The Marian Shrine of Gratitude in Toronto. Register file photo/Angie Carboni

A crying shame to lose this Marian Shrine

  • September 8, 2023

Have you ever visited Toronto’s unique and beautiful outdoor Marian Shrine of Gratitude? If you haven’t, you’ve missed a real treasure — and if you have, you know what a jewel it truly is. Either way, the Shrine needs you to help save it!

Located behind the shuttered St. Basil’s High School and priests’ residence at 3100 Weston Rd., North York (just north of the 401), the Shrine had ample parking and was open 24/7/365 to all who wished to pray and reflect, and — of course — give thanks. The stepped refuge was a labour of love created by Ukrainian priest, Fr. Basil Cembalista, after Our Lady cured his eye that had been injured in a yard work accident. Other documented healings helped to keep a steady stream of pilgrims visiting at all hours of the day and night.

Ever since 2005, Torontonians of every stripe (including plenty of non-Catholics) found solace in the cozy garden and statuary with both indoor and outdoor altars for Holy Mass. An overhang allowed the little oratory building to be used in inclement weather. In December, the hill always came alive with Christmas lights for cold, wintry evenings. Maintained entirely by volunteers, there never seemed to be a time when there weren’t at least two or three people taking advantage of the peace and quiet. Silence was encouraged within the perimeter of the shrine proper. Whenever I was anywhere near, I always stopped in and found myself spending way too much time there, lost in the reverie it evokes.

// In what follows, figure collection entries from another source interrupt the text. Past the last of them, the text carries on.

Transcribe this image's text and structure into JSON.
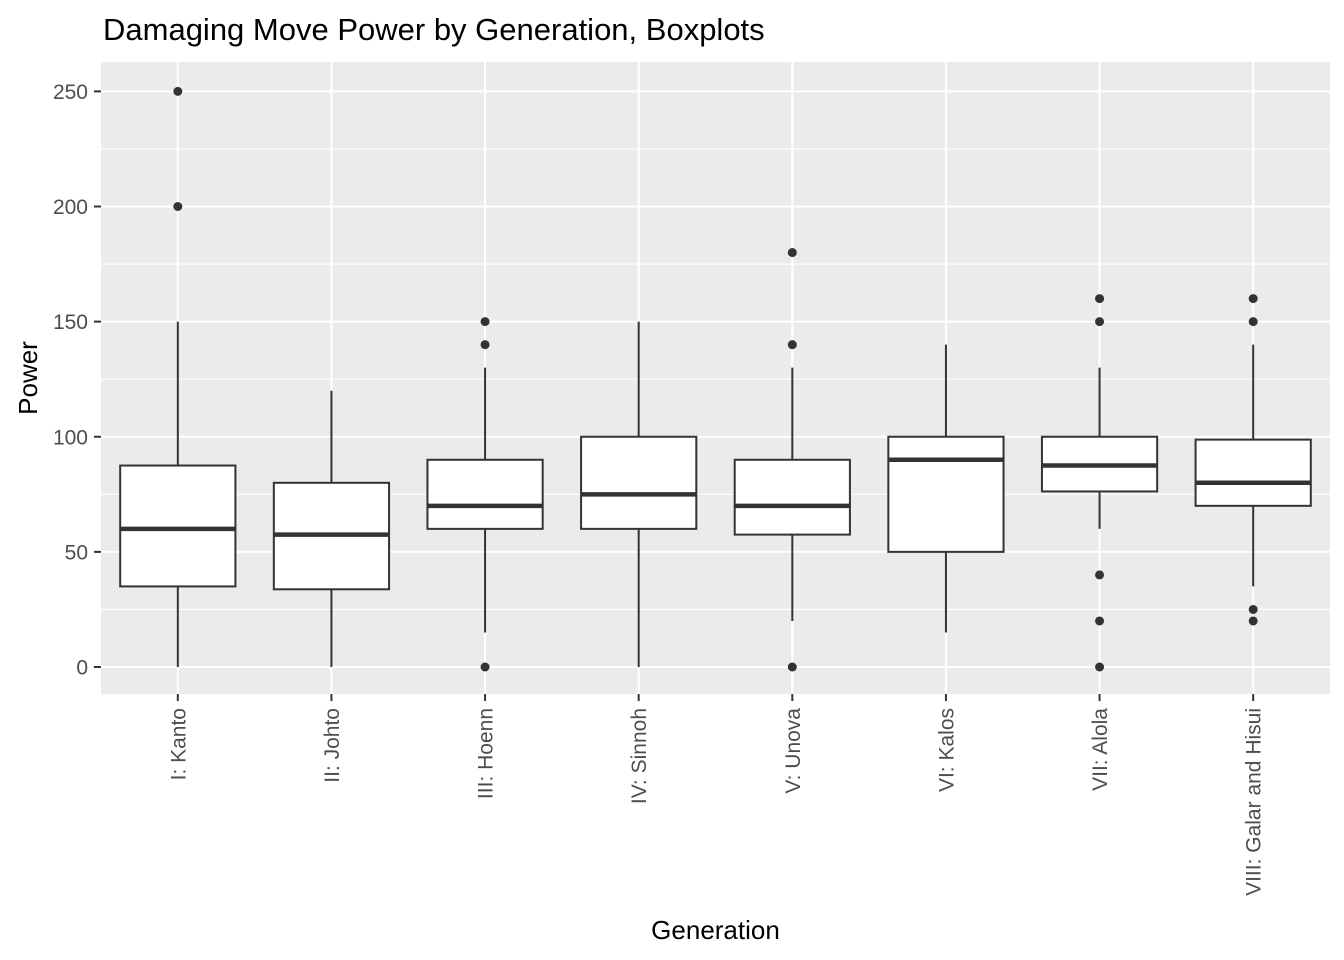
{
  "chart_data": {
    "type": "boxplot",
    "title": "Damaging Move Power by Generation, Boxplots",
    "xlabel": "Generation",
    "ylabel": "Power",
    "ylim": [
      -12,
      262
    ],
    "yticks": [
      0,
      50,
      100,
      150,
      200,
      250
    ],
    "grid": true,
    "legend": "none",
    "categories": [
      "I: Kanto",
      "II: Johto",
      "III: Hoenn",
      "IV: Sinnoh",
      "V: Unova",
      "VI: Kalos",
      "VII: Alola",
      "VIII: Galar and Hisui"
    ],
    "boxes": [
      {
        "min": 0,
        "q1": 35,
        "median": 60,
        "q3": 87.5,
        "max": 150,
        "outliers": [
          200,
          250
        ]
      },
      {
        "min": 0,
        "q1": 33.75,
        "median": 57.5,
        "q3": 80,
        "max": 120,
        "outliers": []
      },
      {
        "min": 15,
        "q1": 60,
        "median": 70,
        "q3": 90,
        "max": 130,
        "outliers": [
          0,
          140,
          150
        ]
      },
      {
        "min": 0,
        "q1": 60,
        "median": 75,
        "q3": 100,
        "max": 150,
        "outliers": []
      },
      {
        "min": 20,
        "q1": 57.5,
        "median": 70,
        "q3": 90,
        "max": 130,
        "outliers": [
          0,
          140,
          180
        ]
      },
      {
        "min": 15,
        "q1": 50,
        "median": 90,
        "q3": 100,
        "max": 140,
        "outliers": []
      },
      {
        "min": 60,
        "q1": 76.25,
        "median": 87.5,
        "q3": 100,
        "max": 130,
        "outliers": [
          0,
          20,
          40,
          150,
          160
        ]
      },
      {
        "min": 35,
        "q1": 70,
        "median": 80,
        "q3": 98.75,
        "max": 140,
        "outliers": [
          20,
          25,
          150,
          160
        ]
      }
    ],
    "colors": {
      "panel_background": "#EBEBEB",
      "grid_major": "#FFFFFF",
      "grid_minor": "#F2F2F2",
      "box_fill": "#FFFFFF",
      "box_line": "#333333",
      "outlier": "#333333",
      "tick_label": "#4D4D4D",
      "text": "#000000"
    }
  }
}
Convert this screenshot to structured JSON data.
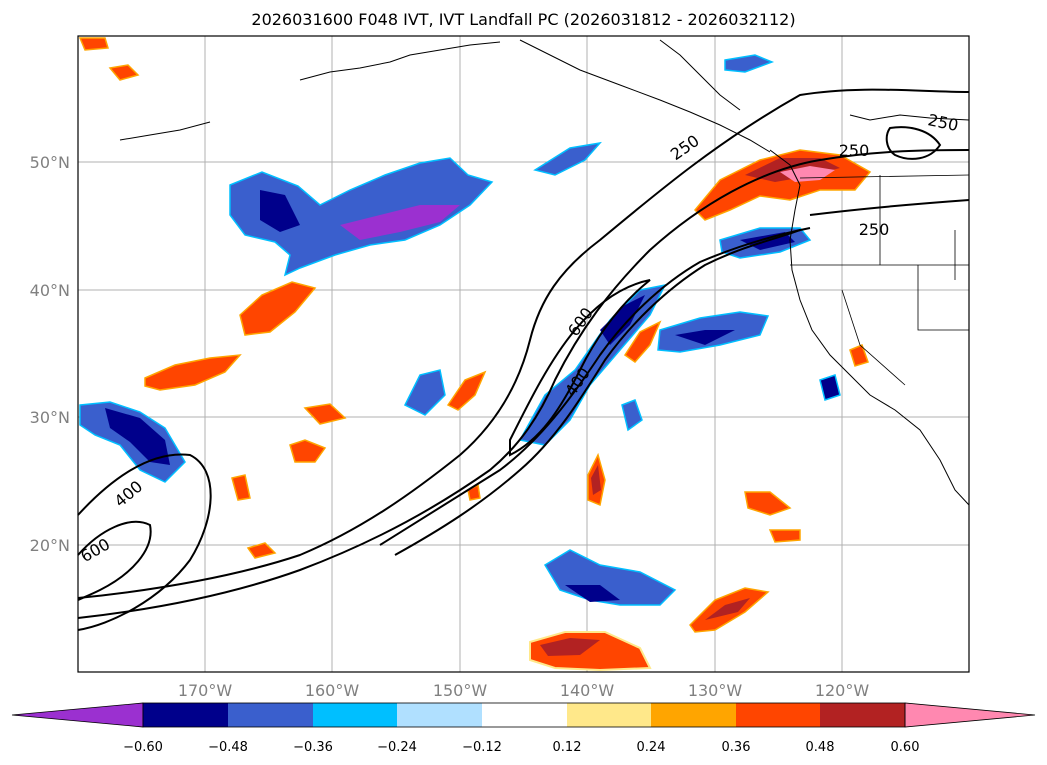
{
  "title": "2026031600 F048 IVT, IVT Landfall PC (2026031812 - 2026032112)",
  "latitude_labels": [
    "50°N",
    "40°N",
    "30°N",
    "20°N"
  ],
  "longitude_labels": [
    "170°W",
    "160°W",
    "150°W",
    "140°W",
    "130°W",
    "120°W"
  ],
  "contour_labels": [
    "250",
    "250",
    "250",
    "250",
    "600",
    "400",
    "400",
    "600"
  ],
  "colorbar": {
    "tick_labels": [
      "−0.60",
      "−0.48",
      "−0.36",
      "−0.24",
      "−0.12",
      "0.12",
      "0.24",
      "0.36",
      "0.48",
      "0.60"
    ],
    "colors": [
      "#9b30d0",
      "#00008b",
      "#3a5fcd",
      "#00bfff",
      "#b0e0ff",
      "#ffffff",
      "#ffe88a",
      "#ffa500",
      "#ff4500",
      "#b22222",
      "#ff88b0"
    ]
  }
}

Beyond the loveliness of the Shrine itself, this heavenscape overlooks the Humber Valley Pond, Humber River and Humber River Recreational Trail, with a vast grassy area for picnics and sports. Loads of school kids frequented the Shrine for field trips, retreat days and catechesis. The late auxiliary bishop of Toronto, Pearse Lacey, was a friend of the Shrine and stopped by often; Cardinal Thomas Collins offered Mass there.

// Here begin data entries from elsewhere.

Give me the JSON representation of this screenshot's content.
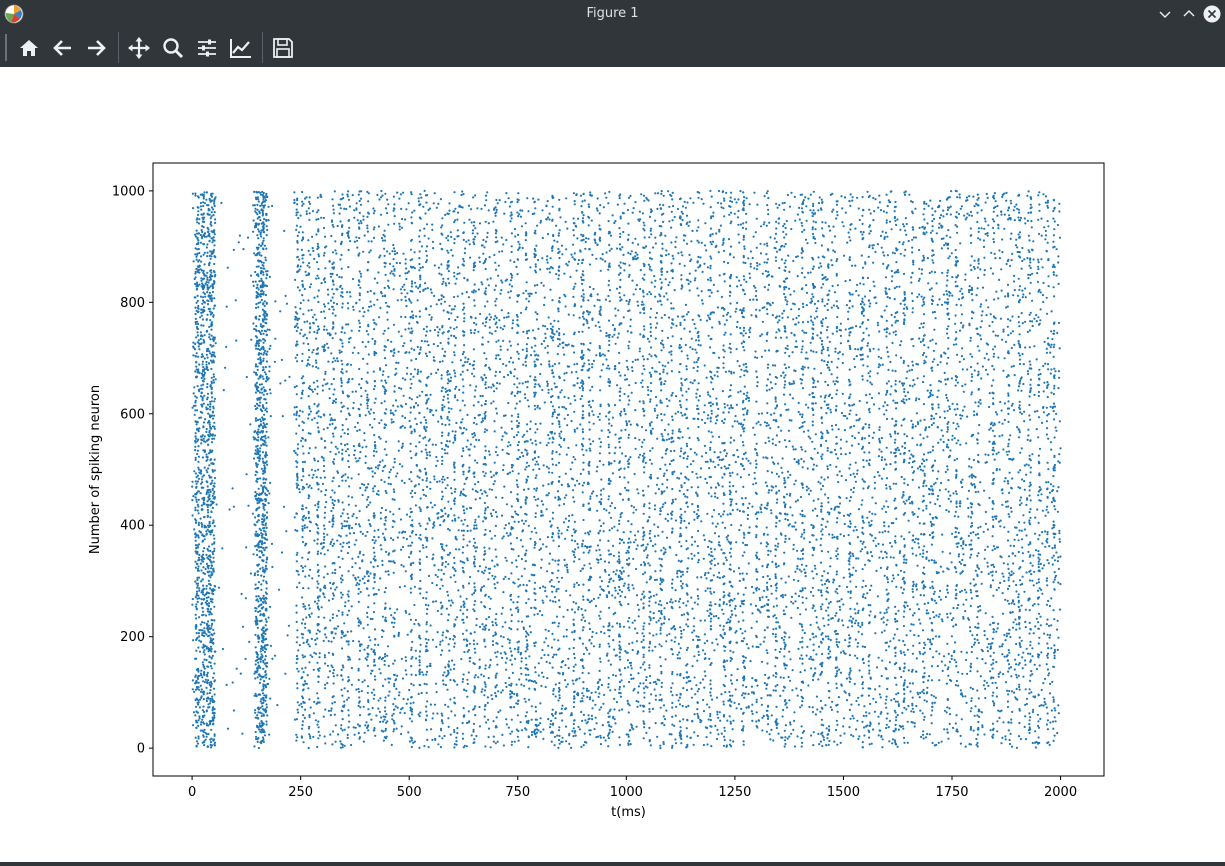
{
  "window": {
    "title": "Figure 1"
  },
  "toolbar": {
    "tools": [
      {
        "name": "home-icon",
        "tooltip": "Reset original view"
      },
      {
        "name": "back-arrow-icon",
        "tooltip": "Back to previous view"
      },
      {
        "name": "forward-arrow-icon",
        "tooltip": "Forward to next view"
      },
      {
        "name": "pan-move-icon",
        "tooltip": "Pan axes"
      },
      {
        "name": "zoom-magnifier-icon",
        "tooltip": "Zoom to rectangle"
      },
      {
        "name": "subplots-sliders-icon",
        "tooltip": "Configure subplots"
      },
      {
        "name": "edit-axis-icon",
        "tooltip": "Edit axis, curve and image parameters"
      },
      {
        "name": "save-floppy-icon",
        "tooltip": "Save the figure"
      }
    ]
  },
  "colors": {
    "marker": "#1f77b4",
    "chrome": "#31363b",
    "axis": "#000000"
  },
  "chart_data": {
    "type": "scatter",
    "title": "",
    "xlabel": "t(ms)",
    "ylabel": "Number of spiking neuron",
    "xlim": [
      -90,
      2100
    ],
    "ylim": [
      -50,
      1050
    ],
    "xticks": [
      0,
      250,
      500,
      750,
      1000,
      1250,
      1500,
      1750,
      2000
    ],
    "yticks": [
      0,
      200,
      400,
      600,
      800,
      1000
    ],
    "grid": false,
    "legend": "none",
    "neuron_range": [
      0,
      1000
    ],
    "time_range": [
      0,
      2000
    ],
    "series": [
      {
        "marker": "dot",
        "burst_times_ms": [
          12,
          25,
          38,
          48,
          150,
          160,
          168,
          242,
          255,
          270,
          290,
          305,
          325,
          345,
          360,
          385,
          405,
          420,
          445,
          465,
          505,
          525,
          540,
          575,
          590,
          605,
          625,
          650,
          675,
          700,
          735,
          750,
          770,
          790,
          830,
          845,
          880,
          900,
          915,
          940,
          960,
          985,
          1005,
          1040,
          1055,
          1080,
          1105,
          1125,
          1140,
          1165,
          1195,
          1225,
          1240,
          1270,
          1300,
          1325,
          1345,
          1365,
          1405,
          1430,
          1450,
          1465,
          1485,
          1515,
          1545,
          1560,
          1600,
          1620,
          1640,
          1660,
          1685,
          1705,
          1740,
          1760,
          1795,
          1810,
          1845,
          1880,
          1905,
          1930,
          1950,
          1970,
          1985
        ]
      }
    ]
  }
}
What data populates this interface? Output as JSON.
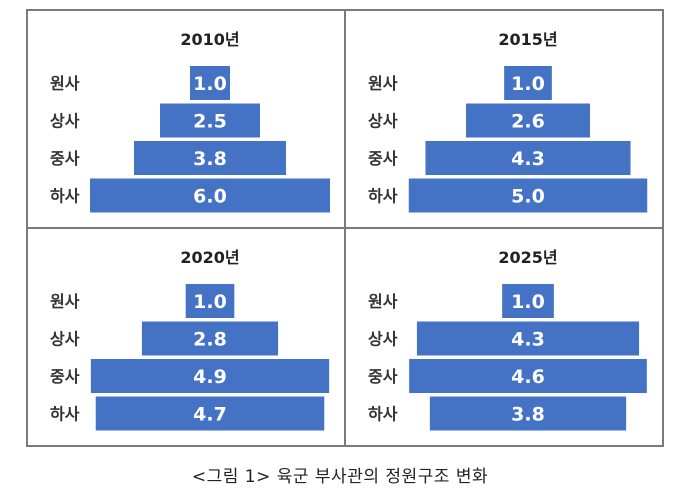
{
  "caption": "<그림 1> 육군 부사관의 정원구조 변화",
  "chart_data": [
    {
      "type": "bar",
      "title": "2010년",
      "categories": [
        "원사",
        "상사",
        "중사",
        "하사"
      ],
      "values": [
        1.0,
        2.5,
        3.8,
        6.0
      ],
      "labels": [
        "1.0",
        "2.5",
        "3.8",
        "6.0"
      ],
      "xlim": [
        0,
        6.2
      ],
      "grid": false,
      "orientation": "horizontal-centered"
    },
    {
      "type": "bar",
      "title": "2015년",
      "categories": [
        "원사",
        "상사",
        "중사",
        "하사"
      ],
      "values": [
        1.0,
        2.6,
        4.3,
        5.0
      ],
      "labels": [
        "1.0",
        "2.6",
        "4.3",
        "5.0"
      ],
      "xlim": [
        0,
        5.2
      ],
      "grid": false,
      "orientation": "horizontal-centered"
    },
    {
      "type": "bar",
      "title": "2020년",
      "categories": [
        "원사",
        "상사",
        "중사",
        "하사"
      ],
      "values": [
        1.0,
        2.8,
        4.9,
        4.7
      ],
      "labels": [
        "1.0",
        "2.8",
        "4.9",
        "4.7"
      ],
      "xlim": [
        0,
        5.1
      ],
      "grid": false,
      "orientation": "horizontal-centered"
    },
    {
      "type": "bar",
      "title": "2025년",
      "categories": [
        "원사",
        "상사",
        "중사",
        "하사"
      ],
      "values": [
        1.0,
        4.3,
        4.6,
        3.8
      ],
      "labels": [
        "1.0",
        "4.3",
        "4.6",
        "3.8"
      ],
      "xlim": [
        0,
        4.8
      ],
      "grid": false,
      "orientation": "horizontal-centered"
    }
  ],
  "colors": {
    "bar": "#4472c4",
    "bar_text": "#ffffff",
    "border": "#7a7a7a"
  }
}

Why am I speaking of the Shrine in the past tense? Unfortunately, it was very recently closed. The Ukrainian Basilian Fathers are no longer utilizing the property and decided to sell it. However, not all hope is lost quite yet! A petition filed in 2020 to designate the Shrine area of the property as a Heritage Site so as to be protected by the Ontario Heritage Act will be considered this fall. (You can e-mail or call, 416-392-4666 or the City Clerk’s Office 416-392-8016 to demonstrate the amount of interest in this blessed place.) Why is the location historical? Providentially, this parcel of land is the former Gardiner (yes, that Gardiner) family summer resort. In fact, a portion of the Shrine was built on top of the family’s sunken swimming pool.

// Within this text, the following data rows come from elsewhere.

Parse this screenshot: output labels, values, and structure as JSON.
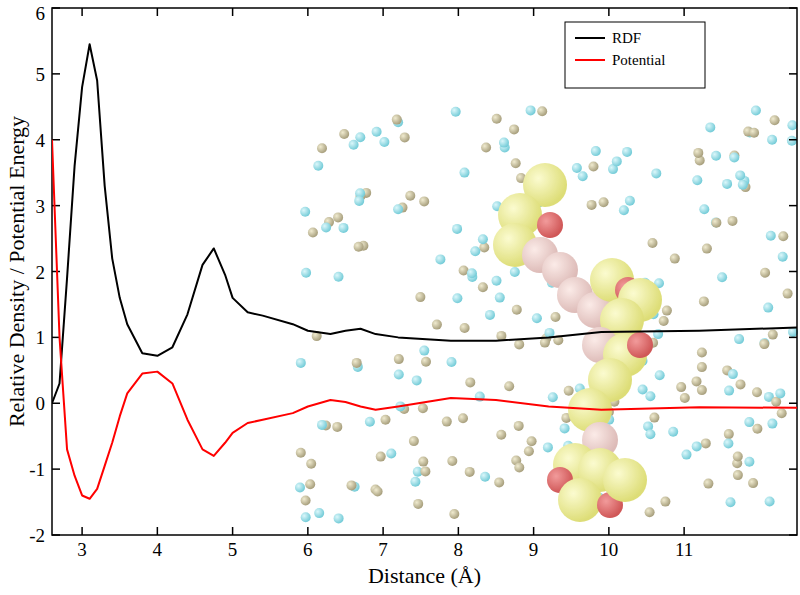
{
  "chart_data": {
    "type": "line",
    "x_label": "Distance (Å)",
    "y_label": "Relative Density / Potential Energy",
    "x": [
      2.6,
      2.7,
      2.8,
      2.9,
      3.0,
      3.1,
      3.2,
      3.3,
      3.4,
      3.5,
      3.6,
      3.8,
      4.0,
      4.2,
      4.4,
      4.6,
      4.75,
      4.9,
      5.0,
      5.2,
      5.4,
      5.8,
      6.0,
      6.3,
      6.5,
      6.7,
      6.9,
      7.2,
      7.9,
      8.5,
      9.2,
      9.9,
      11.2,
      12.5
    ],
    "series": [
      {
        "name": "RDF",
        "color": "#000000",
        "values": [
          0,
          0.3,
          1.9,
          3.6,
          4.8,
          5.45,
          4.9,
          3.3,
          2.2,
          1.6,
          1.2,
          0.76,
          0.72,
          0.85,
          1.35,
          2.1,
          2.35,
          1.95,
          1.6,
          1.38,
          1.33,
          1.2,
          1.1,
          1.05,
          1.1,
          1.13,
          1.05,
          1.0,
          0.95,
          0.95,
          1.0,
          1.08,
          1.1,
          1.15
        ]
      },
      {
        "name": "Potential",
        "color": "#ff0000",
        "values": [
          4.0,
          1.0,
          -0.7,
          -1.1,
          -1.4,
          -1.45,
          -1.3,
          -0.95,
          -0.6,
          -0.2,
          0.15,
          0.45,
          0.48,
          0.3,
          -0.25,
          -0.7,
          -0.8,
          -0.6,
          -0.45,
          -0.3,
          -0.25,
          -0.15,
          -0.05,
          0.05,
          0.02,
          -0.05,
          -0.1,
          -0.05,
          0.08,
          0.05,
          -0.05,
          -0.1,
          -0.06,
          -0.07
        ]
      }
    ],
    "xlim": [
      2.6,
      12.5
    ],
    "ylim": [
      -2,
      6
    ],
    "xticks": [
      3,
      4,
      5,
      6,
      7,
      8,
      9,
      10,
      11
    ],
    "yticks": [
      -2,
      -1,
      0,
      1,
      2,
      3,
      4,
      5,
      6
    ],
    "legend": "upper right",
    "grid": false
  }
}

Not only are pilgrims and devotees championing to preserve the Shrine, local politicians are also getting involved: Former MP and present publisher of the Corriere Canadese, Joe Volpe; Councilman Anthony Perruzza, MPP Tom Rakocevic and others. The Toronto Catholic District School Board made a unanimous motion that the Shrine should not be torn down. Several entrepreneurs and developers have offered various plans. They see no reason why the Shrine can’t be preserved and kept open to the public with proper egress, while the surrounding area is repurposed according to the new owner’s wishes.

What else can you do? Every evening at  8 p.m., seven days a week, the faithful gather to pray peacefully at the fence that is now preventing entrance to the Shrine. If you can’t make it once or twice a week to be physically present, why not pray the Rosary at home? I’ve set an alarm on my phone. Pray to St. Michael, patron of the Archdiocese of Toronto. A large image of the Archangel watches over the complex. Pray to Our Lady herself! September is a month chock-full of Marian feast days: Sept. 8 (Nativity of the Blessed Virgin Mary), Sept. 12 (Presentation of Mary), Sept. 15 (Our Lady of Sorrows).

Every city should have an always-open outdoor Catholic shrine such as the Marian Shrine of Gratitude, and it would be a crying shame for Toronto to lose ours. Please spread the word and do what you can to help save the Marian Shrine of Gratitude!